The majority of recurrences following thermal ablation for varicose veins are associated with perforating veins, results of the REVATA study have shown. The investigation involved 164 varicose vein patients who were treated with radiofrequency or endovenous laser ablation.
The results of the REVATA (Recurrent veins after thermal ablation) study were presented by Ronald Bush, Midwest Vein & Laser Center, Dayton, USA, at the iCON meeting in Arizona, and at the American Venous Forum in Orlando, and also published in the Journal of Vascular and Endovascular Surgery.
“Factors contributing to recurrence of varicose veins after thermal ablation are not well known. The goal of this prospective, non-randomised, multicentre trial was to determine the site, source, and contributory factors of varicose vein recurrence after radiofrequency and laser ablation,” Bush stated.
Seven centres enrolled patients into the study during a 12-month period, from 1 January to 31 December 2010. All centres had board certified vascular or general surgeons with a minimum of 100 cases per year and five years of experience. All patients seen in 2010 for diagnosis and treatment for varicose veins (2,380) were screened. Those with previous history of thermal ablation of the great saphenous vein, small saphenous vein, or anterior accessory great saphenous vein were included in the study. Patients with high ligation of the great saphenous vein and/or stripping were excluded from the study. From a specific designed study tool, recurrence was identified as to site, etiology, and primary mode of treatment (radiofrequency or laser). “Eighty three per cent of the patients had their initial treatment by the same participating surgeon,” Bush said.
A total of 164 patients (7%), three with bilateral limb involvement, had varicose vein recurrence at a mean of three years after treatment (nine months to eight years). The median age of the enrolled patients was 51–60 years and 83% were women. A history of deep venous thrombosis was present in 5% of the patients and deep venous insufficiency was present in 17%.
Great saphenous vein ablation was the initial treatment in 159 patients (33 radiofrequency procedures and 131 laser ablations) of which 52 had either small saphenous vein or anterior accessory great saphenous vein ablation concurrently. Great saphenous vein recanalisation occurred in 47 patients (29%) – 13 total recanalisations, seven partial recanalisations, 17 recanalisations with perforators and 10 recanalisations associated with branch inflow.
Of the 47 patients, 27 had radiofrequency ablation, and 20 had laser thermal ablation. New anterior accessory great saphenous vein reflux occurred in 40 patients (24.4%), and new small saphenous vein reflux occurred in 27 patients (16.5%). Primary or associated perforator pathology was present in 64% of patients.
The results of REVATA were compared with those of the REVAS (Recurrent varicose veins after surgery) study. Bush said that the frequency of perforators was similar in the two studies, however the difference in perforators which were associated with great saphenous vein recanalisation was statistically significant (p<0.05), and a comparison also showed a significant difference between thigh and calf perforators. “The probability of recanalisation is three times more likely with thigh perforator. And we should note that most thermal ablation in this series did not include the region of peritibial perforators.” The rate of neovascularity was statistically higher in REVAS (24%) than in REVATA (10%), p<0.001, Bush said.

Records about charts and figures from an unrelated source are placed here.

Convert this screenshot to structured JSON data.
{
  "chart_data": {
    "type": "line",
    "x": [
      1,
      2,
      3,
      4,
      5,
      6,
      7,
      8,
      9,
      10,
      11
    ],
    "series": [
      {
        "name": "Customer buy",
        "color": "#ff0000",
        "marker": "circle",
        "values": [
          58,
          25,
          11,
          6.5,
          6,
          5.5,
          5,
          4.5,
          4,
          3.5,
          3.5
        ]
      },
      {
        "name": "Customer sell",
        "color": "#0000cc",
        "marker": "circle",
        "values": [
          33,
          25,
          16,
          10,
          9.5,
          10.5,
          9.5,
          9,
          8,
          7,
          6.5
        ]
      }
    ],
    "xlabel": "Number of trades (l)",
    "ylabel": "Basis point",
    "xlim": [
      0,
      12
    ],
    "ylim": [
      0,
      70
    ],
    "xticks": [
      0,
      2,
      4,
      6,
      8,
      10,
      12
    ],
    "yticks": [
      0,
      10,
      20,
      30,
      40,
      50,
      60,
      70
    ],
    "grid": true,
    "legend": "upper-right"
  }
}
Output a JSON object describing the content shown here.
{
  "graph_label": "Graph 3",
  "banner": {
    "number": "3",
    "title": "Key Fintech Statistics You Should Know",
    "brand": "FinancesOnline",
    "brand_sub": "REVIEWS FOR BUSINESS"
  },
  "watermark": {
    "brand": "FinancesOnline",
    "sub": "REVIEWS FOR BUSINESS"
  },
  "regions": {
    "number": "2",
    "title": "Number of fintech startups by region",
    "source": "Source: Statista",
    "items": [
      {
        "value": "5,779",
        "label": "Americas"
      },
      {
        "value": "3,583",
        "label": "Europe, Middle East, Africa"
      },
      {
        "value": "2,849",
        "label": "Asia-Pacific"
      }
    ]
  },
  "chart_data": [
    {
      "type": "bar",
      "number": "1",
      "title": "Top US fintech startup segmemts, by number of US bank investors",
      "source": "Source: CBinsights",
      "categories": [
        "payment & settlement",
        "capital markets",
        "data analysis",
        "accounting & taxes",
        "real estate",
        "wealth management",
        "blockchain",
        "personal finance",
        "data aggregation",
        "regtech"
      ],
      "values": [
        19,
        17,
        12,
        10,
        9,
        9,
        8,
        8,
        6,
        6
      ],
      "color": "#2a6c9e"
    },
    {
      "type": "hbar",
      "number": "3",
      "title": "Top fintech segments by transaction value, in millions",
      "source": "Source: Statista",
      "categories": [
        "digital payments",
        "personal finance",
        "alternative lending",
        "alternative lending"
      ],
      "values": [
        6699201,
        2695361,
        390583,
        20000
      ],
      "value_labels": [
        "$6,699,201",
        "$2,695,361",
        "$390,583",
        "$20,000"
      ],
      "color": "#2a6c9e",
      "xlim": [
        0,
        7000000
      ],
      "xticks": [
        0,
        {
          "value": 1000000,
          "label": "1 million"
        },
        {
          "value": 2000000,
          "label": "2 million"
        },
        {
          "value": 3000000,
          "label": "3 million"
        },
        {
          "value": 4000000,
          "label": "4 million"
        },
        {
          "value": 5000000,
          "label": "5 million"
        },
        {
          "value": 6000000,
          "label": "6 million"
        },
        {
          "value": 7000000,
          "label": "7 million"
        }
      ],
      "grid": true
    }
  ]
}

In terms of great saphenous vein recurrent insufficiency, Bush told delegates that in the REVATA study 43% of patients had some type of saphenous insufficiency. Recurrent reflux was present in 47% of the patients at the sapheno-femoral junction alone in REVAS, and in less than 10% of the patients in REVATA. “In the REVATA group, there is less chance for tactical technical failure when compared to the REVAS group,” he said.
Recurrence of varicose veins at three years after thermal ablation was 7% in REVATA. The three most important factors associated with varicose vein recurrence included new or recurrent perforating veins, recanalised great saphenous vein and new anterior accessory great saphenous vein reflux, in decreasing frequency, Bush said. In this study, patients who underwent radiofrequency treatment had a higher rate of great saphenous vein recanalisation than those who were treated with laser.
“Saphenous vein recanalisation and new saphenous vein reflux can be avoided by standard protocol, routine postoperative ultrasound exams and beginning thermal ablations at mid-calf level,” he said. “Comparing REVAS to REVATA results, the number of recurrent varicose veins appears to be reduced after thermal ablation.”
“Future investigations with a properly designed study should determine the frequency of recurrences after thermal ablation, however, based on the REVATA study, the percentage should be reduced by 25–30% using thermal ablative techniques compared to surgery,” Bush stated.